MPS I and MPS II show a wide spectrum of clinical manifestations and disease severity. A comparison of the natural history illustrates that the onset of both somatic and central nervous system manifestations occur earlier in severe type of MPS I than in MPS II. Although HSCT and ERT have advantages in alleviating soft tissue-related concerns and offer improvements in walking distance, forced vital capacity, respiratory symptoms, cardiovascular symptoms, and hepatomegaly, these therapeutic modalities are ineffective for brain-related dysfunction, bone deformity, and optic nerve disorders.

Many pharmaceutical companies are developing BBB-penetrable ERT to control CNS manifestations currently uncontrolled with ERT and overcome the limitations of ERT and HSCT. The development strategy is to conjugate the BBB-targeting antibody or sequence to approved ERT drugs and enable drug delivery into the brain. As this approach is in the late stages of clinical trials, it is expected that BBB-penetrable ERT will be commercialized within next few years. Secondly, orally available SRT drugs would take some more time for commercialization.
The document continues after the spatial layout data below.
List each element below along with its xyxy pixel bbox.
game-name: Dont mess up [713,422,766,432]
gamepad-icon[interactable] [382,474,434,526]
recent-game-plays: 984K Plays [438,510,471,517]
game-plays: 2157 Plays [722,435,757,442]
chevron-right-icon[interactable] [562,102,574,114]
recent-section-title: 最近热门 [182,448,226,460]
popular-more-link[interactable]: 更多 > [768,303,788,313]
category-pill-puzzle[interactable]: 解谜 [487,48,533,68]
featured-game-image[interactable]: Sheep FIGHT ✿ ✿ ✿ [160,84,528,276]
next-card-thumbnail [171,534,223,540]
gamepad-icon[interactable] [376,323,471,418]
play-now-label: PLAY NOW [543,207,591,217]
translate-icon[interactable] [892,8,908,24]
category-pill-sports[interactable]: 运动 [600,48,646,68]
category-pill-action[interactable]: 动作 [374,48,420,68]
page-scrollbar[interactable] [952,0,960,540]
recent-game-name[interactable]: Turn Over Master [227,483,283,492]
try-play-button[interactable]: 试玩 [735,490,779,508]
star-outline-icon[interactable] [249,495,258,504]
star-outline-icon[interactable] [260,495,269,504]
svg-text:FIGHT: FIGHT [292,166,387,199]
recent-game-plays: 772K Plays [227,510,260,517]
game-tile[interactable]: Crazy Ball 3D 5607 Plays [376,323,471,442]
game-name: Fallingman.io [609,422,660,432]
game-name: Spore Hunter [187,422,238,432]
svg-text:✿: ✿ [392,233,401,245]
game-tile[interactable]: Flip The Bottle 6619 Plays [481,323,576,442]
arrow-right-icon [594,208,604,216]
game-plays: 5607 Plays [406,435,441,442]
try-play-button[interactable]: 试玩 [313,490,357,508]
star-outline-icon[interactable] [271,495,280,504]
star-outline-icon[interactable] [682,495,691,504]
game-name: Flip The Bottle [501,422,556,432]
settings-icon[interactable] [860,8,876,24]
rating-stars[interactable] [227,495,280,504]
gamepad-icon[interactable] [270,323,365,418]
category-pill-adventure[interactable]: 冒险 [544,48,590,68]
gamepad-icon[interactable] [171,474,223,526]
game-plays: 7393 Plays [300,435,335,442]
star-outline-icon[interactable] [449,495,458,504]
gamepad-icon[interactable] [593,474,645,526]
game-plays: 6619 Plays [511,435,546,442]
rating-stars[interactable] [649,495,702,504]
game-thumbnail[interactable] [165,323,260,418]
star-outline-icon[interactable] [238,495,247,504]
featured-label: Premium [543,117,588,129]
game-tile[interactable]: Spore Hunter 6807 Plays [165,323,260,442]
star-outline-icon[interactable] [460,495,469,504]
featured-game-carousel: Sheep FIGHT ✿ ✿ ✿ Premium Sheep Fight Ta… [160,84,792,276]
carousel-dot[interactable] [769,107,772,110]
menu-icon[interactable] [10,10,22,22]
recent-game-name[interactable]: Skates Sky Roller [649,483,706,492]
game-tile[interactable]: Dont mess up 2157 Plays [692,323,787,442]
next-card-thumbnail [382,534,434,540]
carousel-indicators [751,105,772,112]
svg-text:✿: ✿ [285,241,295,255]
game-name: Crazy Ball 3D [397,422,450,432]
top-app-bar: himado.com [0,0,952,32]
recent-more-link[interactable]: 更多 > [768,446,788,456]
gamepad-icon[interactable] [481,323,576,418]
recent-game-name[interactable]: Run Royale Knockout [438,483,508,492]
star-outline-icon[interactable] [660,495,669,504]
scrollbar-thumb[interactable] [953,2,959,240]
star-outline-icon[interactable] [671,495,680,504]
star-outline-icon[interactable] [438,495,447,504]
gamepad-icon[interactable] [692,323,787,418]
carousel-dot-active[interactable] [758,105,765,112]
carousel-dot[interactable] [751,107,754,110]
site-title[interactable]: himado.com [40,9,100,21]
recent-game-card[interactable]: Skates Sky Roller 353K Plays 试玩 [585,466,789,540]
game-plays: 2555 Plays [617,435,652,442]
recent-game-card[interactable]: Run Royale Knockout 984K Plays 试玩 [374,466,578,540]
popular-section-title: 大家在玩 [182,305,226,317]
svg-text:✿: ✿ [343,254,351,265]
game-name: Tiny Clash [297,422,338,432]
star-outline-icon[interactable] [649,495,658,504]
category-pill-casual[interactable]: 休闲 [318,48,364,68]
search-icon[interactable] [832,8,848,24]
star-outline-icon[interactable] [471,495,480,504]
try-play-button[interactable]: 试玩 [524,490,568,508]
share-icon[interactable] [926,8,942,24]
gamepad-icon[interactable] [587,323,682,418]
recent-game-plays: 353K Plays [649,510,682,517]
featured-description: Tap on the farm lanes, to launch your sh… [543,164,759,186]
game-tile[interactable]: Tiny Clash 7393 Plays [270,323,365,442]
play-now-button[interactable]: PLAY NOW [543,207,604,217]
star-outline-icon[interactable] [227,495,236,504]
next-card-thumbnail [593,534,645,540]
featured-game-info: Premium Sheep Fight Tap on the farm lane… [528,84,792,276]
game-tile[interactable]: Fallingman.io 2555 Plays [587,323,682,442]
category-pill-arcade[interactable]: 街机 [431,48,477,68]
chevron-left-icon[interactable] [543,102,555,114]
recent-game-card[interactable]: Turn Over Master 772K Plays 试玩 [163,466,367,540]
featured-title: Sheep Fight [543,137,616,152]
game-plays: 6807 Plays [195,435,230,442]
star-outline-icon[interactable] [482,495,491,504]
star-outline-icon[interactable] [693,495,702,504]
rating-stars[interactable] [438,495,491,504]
SRT is expected to address the shortcomings of ERT, such as its limited effect due to distribution problem, and provide solutions for the unmanaged manifestations of neurological, musculoskeletal, and ophthalmological symptoms. Lastly, gene therapy exhibits the advantage of producing life-long effects with one or two administrations. It is an ideal strategy to “cure” the disease rather than support by “care.” Although gene therapy has shown promising results in preclinical and clinical studies, it requires some more time to show benefits in MPS patients. Gene therapies are thoroughly studied in early clinical stages of development and need to overcome safety issue such as genotoxicity and long-term safety. Some clinical studies reveal that the delivery of genes directly into the brain provides better control of neurological symptoms than intravenous systemic administration.

In these circumstances, it is important to manage the disease with regular follow-ups and supportive/palliative therapy to relieve the symptoms (Figure 1). Surgical interventions, physical therapy, hydrotherapy, and symptomatic medications could be considered for patients with MPS I and MPS II. Musculoskeletal manifestations can be managed by orthopedic surgery, including arthroscopy, hip or knee replacement, and correction of the lower limb axis, even before disease diagnosis. Physical and occupational therapy provide personalized exercise and treatment for patients (according to their status) to prevent or improve musculoskeletal abnormalities. Hydrotherapy, which is widely used for musculoskeletal and neuromuscular rehabilitation and demonstrates improved motor performance in many diseases, could be applied to MPS patients as play therapy. To manage airway abnormalities, respiratory physical therapy that is aimed at improving the pulmonary ventilation and respiratory biomechanics may benefit patients. Continuous positive airway pressure could be applied for patients with sleep problems. Treatment of ocular complications in MPS patients does not differ substantially from approaches used for otherwise healthy individuals. With the advent of gene therapy, successful management of retinal pathology in MPS I and MPS II will be realized in the near future. For carpal tunnel syndrome and spinal cord compression, decompression surgery should be performed as early as possible before an irreversible loss of motor function or sensation occurs. Standard medications can be used to alleviate neurological symptoms, such as pain, seizures, sleep disorders, and psychiatric problems. Providing a stimulating environment for children living with MPS and allowing them to achieve learning and normal developmental milestones are crucial.

Figure 1

Therapeutic options and management strategy of MPS I and II.

In summary, health care providers should consider the unique disease characteristics and manifestations of each patient carefully before prescribing any treatment modalities. In addition, they can suggest appropriate supportive and palliative therapies that benefit their patients most.